El acceso a la vivienda en Rosario se vuelve cada vez más difícil. Durante abril, los precios de los alquileres registraron aumentos que superaron ampliamente a la inflación y profundizaron la brecha entre ingresos y costo de vida
Según un relevamiento del Centro de Estudios Económicos y Sociales Scalabrini Ortiz (Ceso), los incrementos mensuales alcanzaron el 5,6% en monoambientes, 6,7% en departamentos de dos ambientes y hasta 8,3% en unidades de tres ambientes.
En términos interanuales, las subas ya rozan el 50%, muy por encima de la evolución general de precios, lo que confirma una tendencia sostenida: alquilar en la ciudad es cada vez más caro en relación a los ingresos.

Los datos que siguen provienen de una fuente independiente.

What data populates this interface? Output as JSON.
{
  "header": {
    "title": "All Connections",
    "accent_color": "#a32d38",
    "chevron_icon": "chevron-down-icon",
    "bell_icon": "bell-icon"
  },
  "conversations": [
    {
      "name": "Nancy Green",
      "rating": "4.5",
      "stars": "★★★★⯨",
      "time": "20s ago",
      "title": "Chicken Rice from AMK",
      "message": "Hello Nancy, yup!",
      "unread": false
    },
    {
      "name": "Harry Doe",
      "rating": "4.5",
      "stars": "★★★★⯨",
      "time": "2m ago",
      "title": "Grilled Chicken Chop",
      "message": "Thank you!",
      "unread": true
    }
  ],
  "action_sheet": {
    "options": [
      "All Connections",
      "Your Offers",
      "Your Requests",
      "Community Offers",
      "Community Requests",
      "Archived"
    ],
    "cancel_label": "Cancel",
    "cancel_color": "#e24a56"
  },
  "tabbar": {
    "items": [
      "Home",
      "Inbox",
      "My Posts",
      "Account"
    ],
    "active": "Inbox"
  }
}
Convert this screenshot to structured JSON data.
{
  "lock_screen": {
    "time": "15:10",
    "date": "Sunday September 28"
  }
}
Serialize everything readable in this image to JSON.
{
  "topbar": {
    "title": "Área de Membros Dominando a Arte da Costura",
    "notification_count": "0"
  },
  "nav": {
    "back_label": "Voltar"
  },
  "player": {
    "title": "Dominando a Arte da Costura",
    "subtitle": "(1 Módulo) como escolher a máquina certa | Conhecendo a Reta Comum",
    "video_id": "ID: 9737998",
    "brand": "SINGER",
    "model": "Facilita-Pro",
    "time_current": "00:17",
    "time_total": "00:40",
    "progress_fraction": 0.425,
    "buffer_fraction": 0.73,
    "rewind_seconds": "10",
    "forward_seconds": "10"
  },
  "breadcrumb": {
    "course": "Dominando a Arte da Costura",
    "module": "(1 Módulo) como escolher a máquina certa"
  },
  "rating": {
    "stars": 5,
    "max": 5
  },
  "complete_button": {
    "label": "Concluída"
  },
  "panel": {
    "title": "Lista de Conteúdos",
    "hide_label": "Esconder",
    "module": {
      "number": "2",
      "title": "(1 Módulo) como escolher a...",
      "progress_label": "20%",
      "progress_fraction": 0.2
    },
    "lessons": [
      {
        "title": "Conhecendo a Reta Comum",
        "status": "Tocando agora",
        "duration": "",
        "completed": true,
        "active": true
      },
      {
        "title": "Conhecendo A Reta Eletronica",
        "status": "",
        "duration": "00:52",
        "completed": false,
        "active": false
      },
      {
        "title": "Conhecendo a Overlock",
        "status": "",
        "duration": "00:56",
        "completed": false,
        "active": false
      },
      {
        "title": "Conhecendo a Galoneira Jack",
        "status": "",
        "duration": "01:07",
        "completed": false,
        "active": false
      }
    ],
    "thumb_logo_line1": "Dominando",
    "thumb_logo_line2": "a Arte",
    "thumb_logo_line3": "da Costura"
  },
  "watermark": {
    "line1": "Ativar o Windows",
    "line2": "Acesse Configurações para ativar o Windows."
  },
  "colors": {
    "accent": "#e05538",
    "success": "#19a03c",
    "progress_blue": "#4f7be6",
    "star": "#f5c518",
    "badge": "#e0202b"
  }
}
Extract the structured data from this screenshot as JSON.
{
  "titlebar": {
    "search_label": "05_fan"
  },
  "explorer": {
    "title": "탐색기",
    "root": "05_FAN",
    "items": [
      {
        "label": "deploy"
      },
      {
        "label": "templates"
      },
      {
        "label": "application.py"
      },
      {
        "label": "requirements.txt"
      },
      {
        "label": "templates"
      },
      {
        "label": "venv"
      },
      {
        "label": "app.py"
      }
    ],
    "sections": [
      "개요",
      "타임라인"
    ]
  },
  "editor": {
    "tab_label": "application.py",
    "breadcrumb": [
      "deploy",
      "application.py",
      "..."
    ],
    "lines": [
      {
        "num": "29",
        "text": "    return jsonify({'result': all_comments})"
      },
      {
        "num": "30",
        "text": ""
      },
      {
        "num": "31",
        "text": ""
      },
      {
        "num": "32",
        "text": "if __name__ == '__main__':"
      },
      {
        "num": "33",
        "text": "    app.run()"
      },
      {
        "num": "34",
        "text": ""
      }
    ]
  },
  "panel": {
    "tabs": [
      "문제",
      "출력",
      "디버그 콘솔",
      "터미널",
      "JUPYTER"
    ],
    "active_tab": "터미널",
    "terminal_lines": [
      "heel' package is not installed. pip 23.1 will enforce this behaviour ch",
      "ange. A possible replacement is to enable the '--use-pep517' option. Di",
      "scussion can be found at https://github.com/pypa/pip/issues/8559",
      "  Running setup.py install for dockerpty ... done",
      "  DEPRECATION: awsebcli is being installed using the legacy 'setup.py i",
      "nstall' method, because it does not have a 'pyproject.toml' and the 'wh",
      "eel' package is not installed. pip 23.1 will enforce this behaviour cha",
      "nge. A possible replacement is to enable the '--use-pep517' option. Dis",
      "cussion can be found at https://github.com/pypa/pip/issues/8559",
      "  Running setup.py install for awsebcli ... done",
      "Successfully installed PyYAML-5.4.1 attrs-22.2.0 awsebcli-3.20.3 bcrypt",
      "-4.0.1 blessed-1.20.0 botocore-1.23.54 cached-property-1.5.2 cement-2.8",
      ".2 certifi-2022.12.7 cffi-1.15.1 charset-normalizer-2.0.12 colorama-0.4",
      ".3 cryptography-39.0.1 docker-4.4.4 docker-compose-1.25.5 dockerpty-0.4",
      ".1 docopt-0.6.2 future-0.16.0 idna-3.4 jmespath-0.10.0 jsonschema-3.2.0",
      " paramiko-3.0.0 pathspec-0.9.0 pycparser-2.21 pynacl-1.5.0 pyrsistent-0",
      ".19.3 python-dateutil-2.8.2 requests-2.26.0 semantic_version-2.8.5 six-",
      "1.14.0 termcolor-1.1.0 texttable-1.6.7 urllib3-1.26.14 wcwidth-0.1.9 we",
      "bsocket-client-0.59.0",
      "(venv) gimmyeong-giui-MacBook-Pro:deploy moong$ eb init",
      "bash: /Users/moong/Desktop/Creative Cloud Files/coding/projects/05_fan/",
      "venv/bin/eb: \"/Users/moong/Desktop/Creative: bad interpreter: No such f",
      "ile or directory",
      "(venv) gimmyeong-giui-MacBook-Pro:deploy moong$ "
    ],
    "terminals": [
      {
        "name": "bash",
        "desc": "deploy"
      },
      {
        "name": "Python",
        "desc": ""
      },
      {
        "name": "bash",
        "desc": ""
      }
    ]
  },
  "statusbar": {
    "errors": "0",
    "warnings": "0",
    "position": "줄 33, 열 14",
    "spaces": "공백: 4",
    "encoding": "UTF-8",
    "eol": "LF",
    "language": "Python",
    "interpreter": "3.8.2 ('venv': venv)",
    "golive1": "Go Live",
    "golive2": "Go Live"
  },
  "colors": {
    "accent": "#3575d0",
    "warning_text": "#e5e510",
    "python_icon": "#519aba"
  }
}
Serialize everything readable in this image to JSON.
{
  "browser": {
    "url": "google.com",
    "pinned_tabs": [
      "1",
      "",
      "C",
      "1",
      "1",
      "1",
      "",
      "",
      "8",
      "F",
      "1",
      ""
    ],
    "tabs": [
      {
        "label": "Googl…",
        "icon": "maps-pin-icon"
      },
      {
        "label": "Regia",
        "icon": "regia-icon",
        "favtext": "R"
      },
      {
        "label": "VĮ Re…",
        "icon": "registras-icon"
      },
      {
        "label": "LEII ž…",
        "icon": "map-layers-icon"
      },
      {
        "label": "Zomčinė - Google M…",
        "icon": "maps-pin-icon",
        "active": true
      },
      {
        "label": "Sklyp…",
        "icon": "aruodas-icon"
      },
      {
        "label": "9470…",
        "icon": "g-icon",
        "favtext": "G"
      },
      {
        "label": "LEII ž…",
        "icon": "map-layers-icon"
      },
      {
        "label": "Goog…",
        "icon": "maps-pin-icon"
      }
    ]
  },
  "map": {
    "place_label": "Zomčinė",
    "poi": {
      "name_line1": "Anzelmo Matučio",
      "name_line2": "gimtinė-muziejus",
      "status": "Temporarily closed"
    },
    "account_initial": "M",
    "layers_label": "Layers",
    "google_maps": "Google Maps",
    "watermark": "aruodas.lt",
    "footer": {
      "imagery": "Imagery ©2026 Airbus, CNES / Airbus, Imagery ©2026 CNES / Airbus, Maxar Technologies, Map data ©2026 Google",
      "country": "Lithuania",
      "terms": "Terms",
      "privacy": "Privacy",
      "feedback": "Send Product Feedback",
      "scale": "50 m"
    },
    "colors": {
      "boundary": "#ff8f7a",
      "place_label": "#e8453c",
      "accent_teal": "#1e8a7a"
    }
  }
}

Hoy, un monoambiente en Rosario ronda los 380 mil pesos, mientras que un departamento de dos ambientes se ubica cerca de los 480 mil y uno de tres ambientes alcanza los 650 mil.
Pero el dato más crítico aparece al comparar estos valores con los ingresos: el salario mínimo no alcanza para cubrir un alquiler básico, y en el caso de los jubilados, el costo de un monoambiente puede representar más del 80% de sus haberes.
A esto se suma el peso de las expensas, que representan en promedio un 15% adicional, lo que termina de tensionar aún más el presupuesto de los inquilinos.
Especialistas advierten que esta dinámica consolida un escenario donde el acceso a la vivienda se vuelve cada vez más restrictivo, especialmente para jóvenes, trabajadores informales y sectores de ingresos medios y bajos.
En los hechos, el mercado inmobiliario se mueve a un ritmo distinto al de los salarios, generando una brecha que no deja de ampliarse.

En Rosario, el alquiler dejó de ser solo un gasto: se transformó en una barrera. Y para muchos, sostener un techo ya implica destinar casi todo el ingreso mensual.